The State of the Union address may be just a lot of talk. But considering that each word in these national speeches is painstakingly choreographed, a small phrase for a president can be a giant step for mankind.

That’s why, when Bush uttered the words “global climate change” before a TV audience of 45.5 million, I nearly jumped out of my seat. He said it! He said it for the first time in any of his seven State of the Union addresses.

This is huge. Especially in light of the results from a Pew Research Center poll on global warming that was released Wednesday. Even those few words, when spoken by Bush, may signal a tipping point for Americans who remain on the fence about the reality of climate change and what can be done about it.

Check out these numbers:

Americans understand that global warming is real:

  • 77% of Americans believe there is “solid evidence that the earth is warming.”

But there is considerably less agreement over its cause:

  • 47% believe it is due to human activity.
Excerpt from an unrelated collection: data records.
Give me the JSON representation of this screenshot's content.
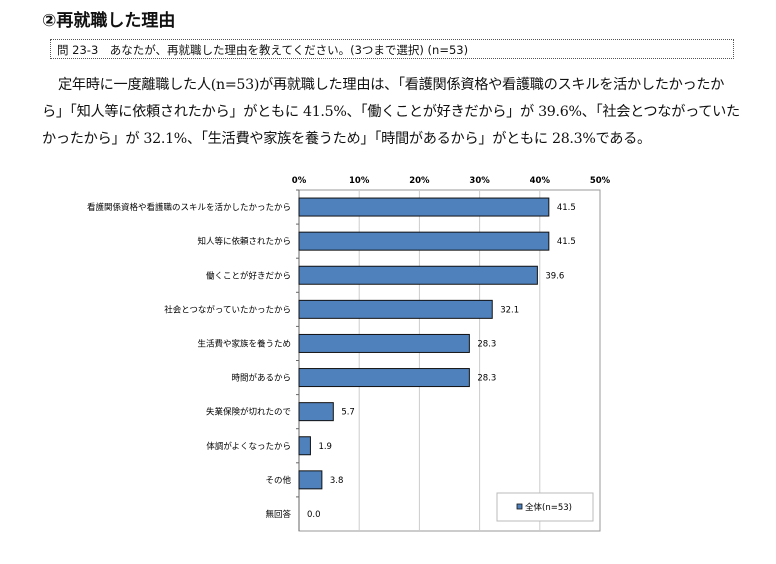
{
  "title": "②再就職した理由",
  "question": "問 23-3　あなたが、再就職した理由を教えてください。(3つまで選択) (n=53)",
  "body": "定年時に一度離職した人(n=53)が再就職した理由は、「看護関係資格や看護職のスキルを活かしたかったから」「知人等に依頼されたから」がともに 41.5%、「働くことが好きだから」が 39.6%、「社会とつながっていたかったから」が 32.1%、「生活費や家族を養うため」「時間があるから」がともに 28.3%である。",
  "chart_data": {
    "type": "bar",
    "orientation": "horizontal",
    "categories": [
      "看護関係資格や看護職のスキルを活かしたかったから",
      "知人等に依頼されたから",
      "働くことが好きだから",
      "社会とつながっていたかったから",
      "生活費や家族を養うため",
      "時間があるから",
      "失業保険が切れたので",
      "体調がよくなったから",
      "その他",
      "無回答"
    ],
    "series": [
      {
        "name": "全体(n=53)",
        "values": [
          41.5,
          41.5,
          39.6,
          32.1,
          28.3,
          28.3,
          5.7,
          1.9,
          3.8,
          0.0
        ],
        "color": "#4f81bd"
      }
    ],
    "xlim": [
      0,
      50
    ],
    "xticks": [
      "0%",
      "10%",
      "20%",
      "30%",
      "40%",
      "50%"
    ],
    "legend": "bottom-right",
    "grid": true
  }
}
Majorities want something to be done:

  • 55% believe global warming requires immediate government action (a decline from 61% in August).

Political identity predicts attitudes:

  • Just 54% of conservative Republicans say there is solid evidence that average temperatures have been getting warmer over the past few decades; by contrast, more than three-quarters of both moderate and liberal Republicans and independents (78% each), and even higher percentages of Democrats (83-92%), believe the earth has been getting warmer.

And, get this, education has opposing effects depending on your political affiliation:

Among Republicans, higher education is linked to greater skepticism about global warming — fully 43% of Republicans with a college degree say that there is no evidence of global warming, compared with 24% of Republicans with less education.

But among Democrats, the pattern is the reverse. Fully 75% of Democrats with college degrees say that there is solid evidence of global warming and that it is caused by human activities. This is far higher than for Democrats with less education, among whom 52% say the same. Independents, regardless of education levels, fall in between the partisan extremes.

Clearly, the first big hurdle is getting everyone (or at least most everyone) to admit there’s a problem. Only then will we engage in a national dialogue about our country’s leadership role in pioneering solutions.

We are almost there. The Pew numbers tell me that as a nation we are poised to take climate change seriously and start that crucial conversation.

We took a big, huge, giant step forward on Tuesday night when President Bush — a Republican (with a graduate degree) — publicly acknowledged global climate change from his bully pulpit.

To many, this may seem like a baby step. But this kind of subtle nod from The Decider — a man who has consistently downplayed both the reality and the urgency of the issue — could be instrumental in winning over the most hardened skeptics, unifying public opinion, nudging journalists, and getting the country beyond a “stay the course” strategy for global warming.